Building an Internet-native brand is akin to constructing a skyscraper on a fault-line: you can build and build and build, but one day, the Earth will shake and things can come crumbling down. That’s why, for all its success, the Internet has not spawned as many top-tier, lasting brands as you’d think. This past week saw two Internet brands try to rebuild what were once two large Internet skyscrapers: Hotmail and Digg.

It’s easy to forget now, but Hotmail was once an Internet titan, claiming a Facebook-like 800 million users. That all changed as nowadays having a Hotmail account is equated, as one Digiday staffer said, with being either foreign or old. Its user base is less than half its peak, trailing Gmail, which only came on the scene in 2004. Microsoft decided to ditch the Hotmail brand in favor of another shaky digital brand, Outlook. But Outlook has stood the test of time. Gizmodo calls Outlook the most functional Web client ever seen. Showing that Hotmail Outlook has moved into the 21st century, Fast Company points out the deep social integration features in Outlook.

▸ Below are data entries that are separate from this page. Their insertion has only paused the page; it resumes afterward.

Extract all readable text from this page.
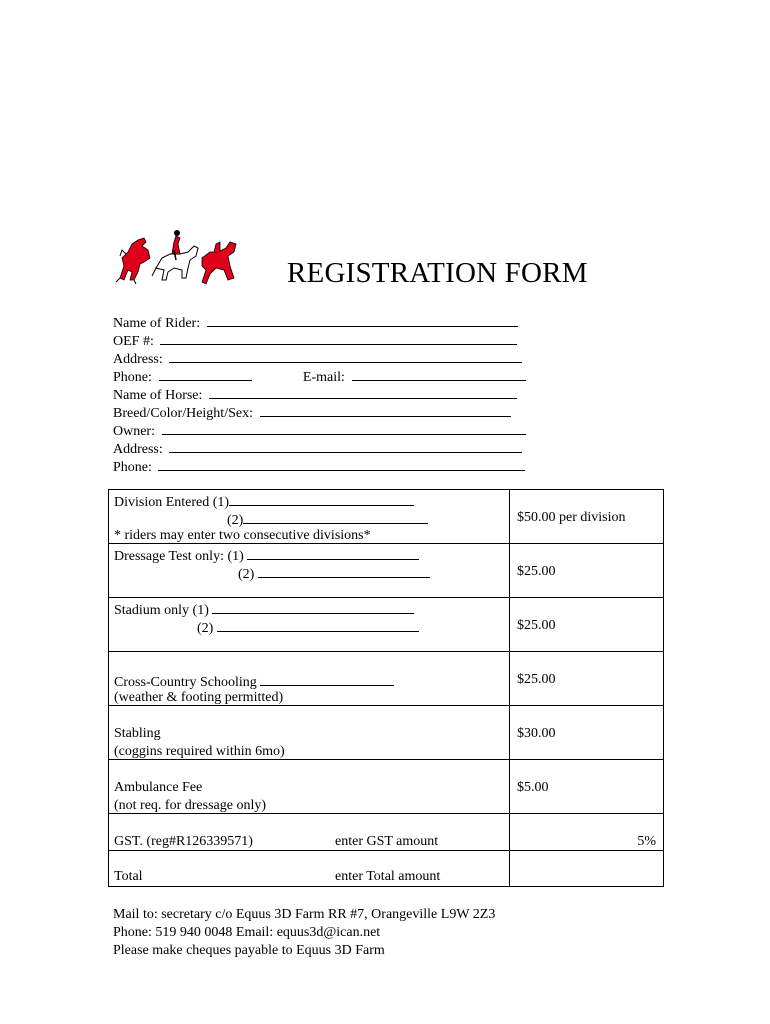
REGISTRATION FORM
Name of Rider:
OEF #:
Address:
Phone:	E-mail:
Name of Horse:
Breed/Color/Height/Sex:
Owner:
Address:
Phone:
Division Entered (1)
(2)
* riders may enter two consecutive divisions*	$50.00 per division

Dressage Test only: (1)
(2)	$25.00

Stadium only (1)
(2)	$25.00

Cross-Country Schooling
(weather & footing permitted)	$25.00

Stabling
(coggins required within 6mo)	$30.00

Ambulance Fee
(not req. for dressage only)	$5.00

GST. (reg#R126339571) enter GST amount	5%

Total enter Total amount	

Mail to: secretary c/o Equus 3D Farm RR #7, Orangeville L9W 2Z3
Phone: 519 940 0048 Email: equus3d@ican.net
Please make cheques payable to Equus 3D Farm
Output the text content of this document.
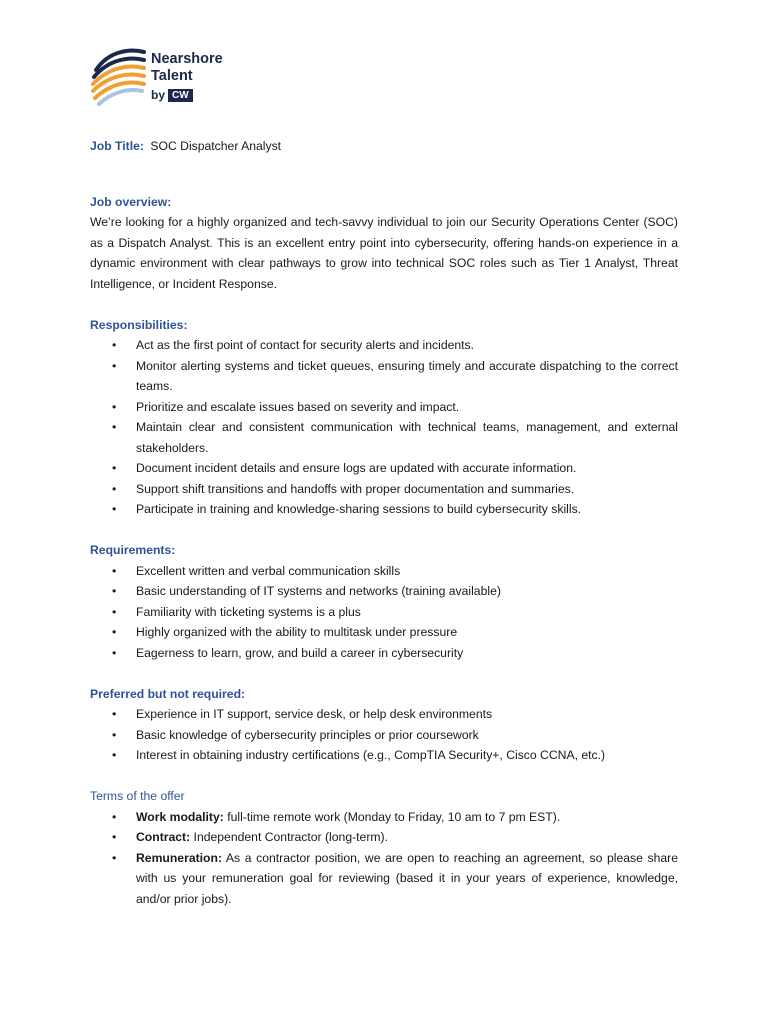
Nearshore
Talent
by CW

Job Title: SOC Dispatcher Analyst

Job overview:

We’re looking for a highly organized and tech-savvy individual to join our Security Operations Center (SOC) as a Dispatch Analyst. This is an excellent entry point into cybersecurity, offering hands-on experience in a dynamic environment with clear pathways to grow into technical SOC roles such as Tier 1 Analyst, Threat Intelligence, or Incident Response.

Responsibilities:
• Act as the first point of contact for security alerts and incidents.
• Monitor alerting systems and ticket queues, ensuring timely and accurate dispatching to the correct teams.
• Prioritize and escalate issues based on severity and impact.
• Maintain clear and consistent communication with technical teams, management, and external stakeholders.
• Document incident details and ensure logs are updated with accurate information.
• Support shift transitions and handoffs with proper documentation and summaries.
• Participate in training and knowledge-sharing sessions to build cybersecurity skills.
Requirements:
• Excellent written and verbal communication skills
• Basic understanding of IT systems and networks (training available)
• Familiarity with ticketing systems is a plus
• Highly organized with the ability to multitask under pressure
• Eagerness to learn, grow, and build a career in cybersecurity
Preferred but not required:
• Experience in IT support, service desk, or help desk environments
• Basic knowledge of cybersecurity principles or prior coursework
• Interest in obtaining industry certifications (e.g., CompTIA Security+, Cisco CCNA, etc.)
Terms of the offer
• Work modality: full-time remote work (Monday to Friday, 10 am to 7 pm EST).
• Contract: Independent Contractor (long-term).
• Remuneration: As a contractor position, we are open to reaching an agreement, so please share with us your remuneration goal for reviewing (based it in your years of experience, knowledge, and/or prior jobs).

Digg, on the other hand, is a revival project. Once a brand synonymous with Web 2.0, it became nearly overnight a cautionary tale. Betaworks, which bought Digg for just $500,000, wants to save the brand. This week it rolled out the new Digg, a cleaner site that arguably reaches back to Digg’s roots before it made a bad bet several years ago to focus on traffic growth rather than use the tools to improve the community it already had. The Digg brand still has value, Betaworks believes. The risk is it becomes an Internet zombie brand, which still exists but has little hope of ever regaining its cachet. After all, MySpace is still out there.